Eccoci nel totalitarismo gay. Ora vogliono anche annullare gli spettacoli teatrali.

Polunin è un grande ammiratore del presidente russo Vladimir Putin, ma è soprattutto un grande ballerino. E ha le sue idee. Come tutti.

Ma avere idee non è lecito sono i nuovi padroni del discorso. Quindi è accusato dalla cosiddetta comunità gay di essere omofobo per alcune sue dichiarazioni.

«E’ di qualche giorno fa l’annuncio della prima mondiale all’Arena di Verona dello spettacolo “Romeo + Giulietta”, balletto in atto unico con protagonisti star della danza mondiale come Sergei Polunin, Alina Cojocaru e Johan Kobborg in veste di coreografo – scrive su Facebook il Circolo Pink di Verona -. Un grande evento per la danza veronese, ormai piuttosto parca di occasioni per il pubblico ballettofilo. Il ballerino ucraino con passaporto russo è stato recentemente scaricato dalla prestigiosa Opera di Parigi per le sue posizioni convintamente omofobe e contrarie all’autodeterminazione delle donne – prosegue il lungo post – . Recentemente intervistato su Il Fatto, Polunin ha esaltato “l’energia maschile” e condannato la “pericolosa e perversa” inversione di ruoli».

Ma pensa, sia subito inviato in un gulag dove i pink fasciati in succinti abiti in cuoio nero provvederanno a frustarlo. Fino a rieducazione compiuta.

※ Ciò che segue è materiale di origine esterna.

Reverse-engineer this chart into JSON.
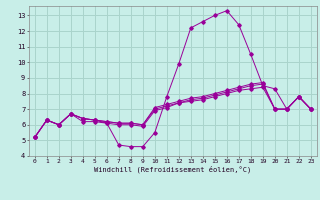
{
  "title": "",
  "xlabel": "Windchill (Refroidissement éolien,°C)",
  "ylabel": "",
  "bg_color": "#c8eee8",
  "grid_color": "#aad4cc",
  "line_color": "#990099",
  "xlim": [
    -0.5,
    23.5
  ],
  "ylim": [
    4,
    13.6
  ],
  "yticks": [
    4,
    5,
    6,
    7,
    8,
    9,
    10,
    11,
    12,
    13
  ],
  "xticks": [
    0,
    1,
    2,
    3,
    4,
    5,
    6,
    7,
    8,
    9,
    10,
    11,
    12,
    13,
    14,
    15,
    16,
    17,
    18,
    19,
    20,
    21,
    22,
    23
  ],
  "series": [
    [
      5.2,
      6.3,
      6.0,
      6.7,
      6.2,
      6.2,
      6.1,
      4.7,
      4.6,
      4.6,
      5.5,
      7.8,
      9.9,
      12.2,
      12.6,
      13.0,
      13.3,
      12.4,
      10.5,
      8.5,
      8.3,
      7.0,
      7.8,
      7.0
    ],
    [
      5.2,
      6.3,
      6.0,
      6.7,
      6.4,
      6.3,
      6.1,
      6.0,
      6.0,
      5.9,
      6.9,
      7.1,
      7.4,
      7.5,
      7.6,
      7.8,
      8.0,
      8.2,
      8.3,
      8.4,
      7.0,
      7.0,
      7.8,
      7.0
    ],
    [
      5.2,
      6.3,
      6.0,
      6.7,
      6.4,
      6.3,
      6.2,
      6.1,
      6.1,
      6.0,
      7.0,
      7.2,
      7.4,
      7.6,
      7.7,
      7.9,
      8.1,
      8.3,
      8.5,
      8.6,
      7.0,
      7.0,
      7.8,
      7.0
    ],
    [
      5.2,
      6.3,
      6.0,
      6.7,
      6.4,
      6.3,
      6.2,
      6.1,
      6.1,
      6.0,
      7.1,
      7.3,
      7.5,
      7.7,
      7.8,
      8.0,
      8.2,
      8.4,
      8.6,
      8.7,
      7.0,
      7.0,
      7.8,
      7.0
    ]
  ]
}
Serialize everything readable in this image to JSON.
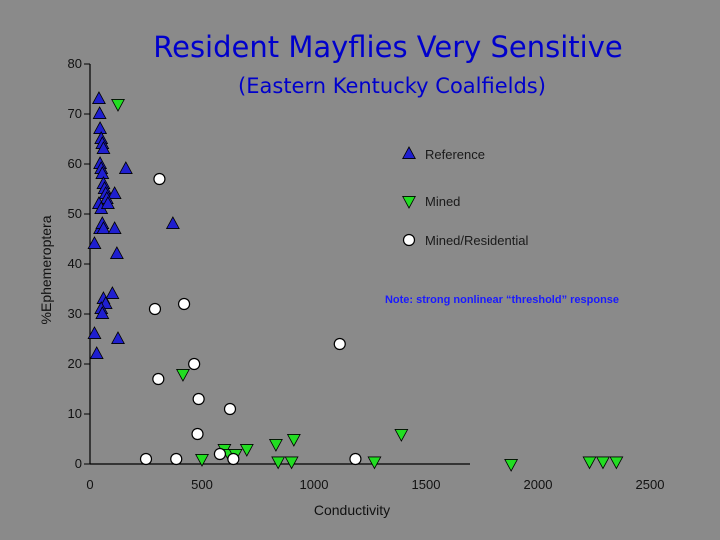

Ma il delirio prosegue: «In altre sedi – aggiunge infatti il Circolo Pink – ha affermato che “gli uomini dovrebbero essere uomini e le donne dovrebbero essere donne: questo è il motivo per cui avete le palle”. La direttrice dell’Opera di Parigi, Aurelie Dupont, ha risposto a queste posizioni affermando che “nonostante Sergei Polunin sia indubitabilmente un grande talento, i suoi pronunciamenti pubblici non sono in linea coi valori della compagnia”. Per la dignità di questa città e per rispetto all’ex corpo di ballo della Fondazione – conclude il circolo Pink – il sindaco dovrebbe annullare questo spettacolo e dare possibilità ad un corpo di ballo ricostituito di farsi carico della rappresentazione di Romeo e Giulietta, che, ricordiamo, i tersicorei dell’Arena avevano già proposto tra i punti per un rilancio della Fondazione poco prima di essere licenziati».

Loro sognano Romeo+Romeo. Dio mio che fanatici.

«Penso che un artista, un ballerino di valore mondiale come Sergei Polunin, vada giudicato per la sua arte» è la laconica risposta di Gianmarco Mazzi, amministratore delegato della società partecipata della Fondazione Arena, “Arena di Verona srl”, che organizza gli eventi extra-lirici.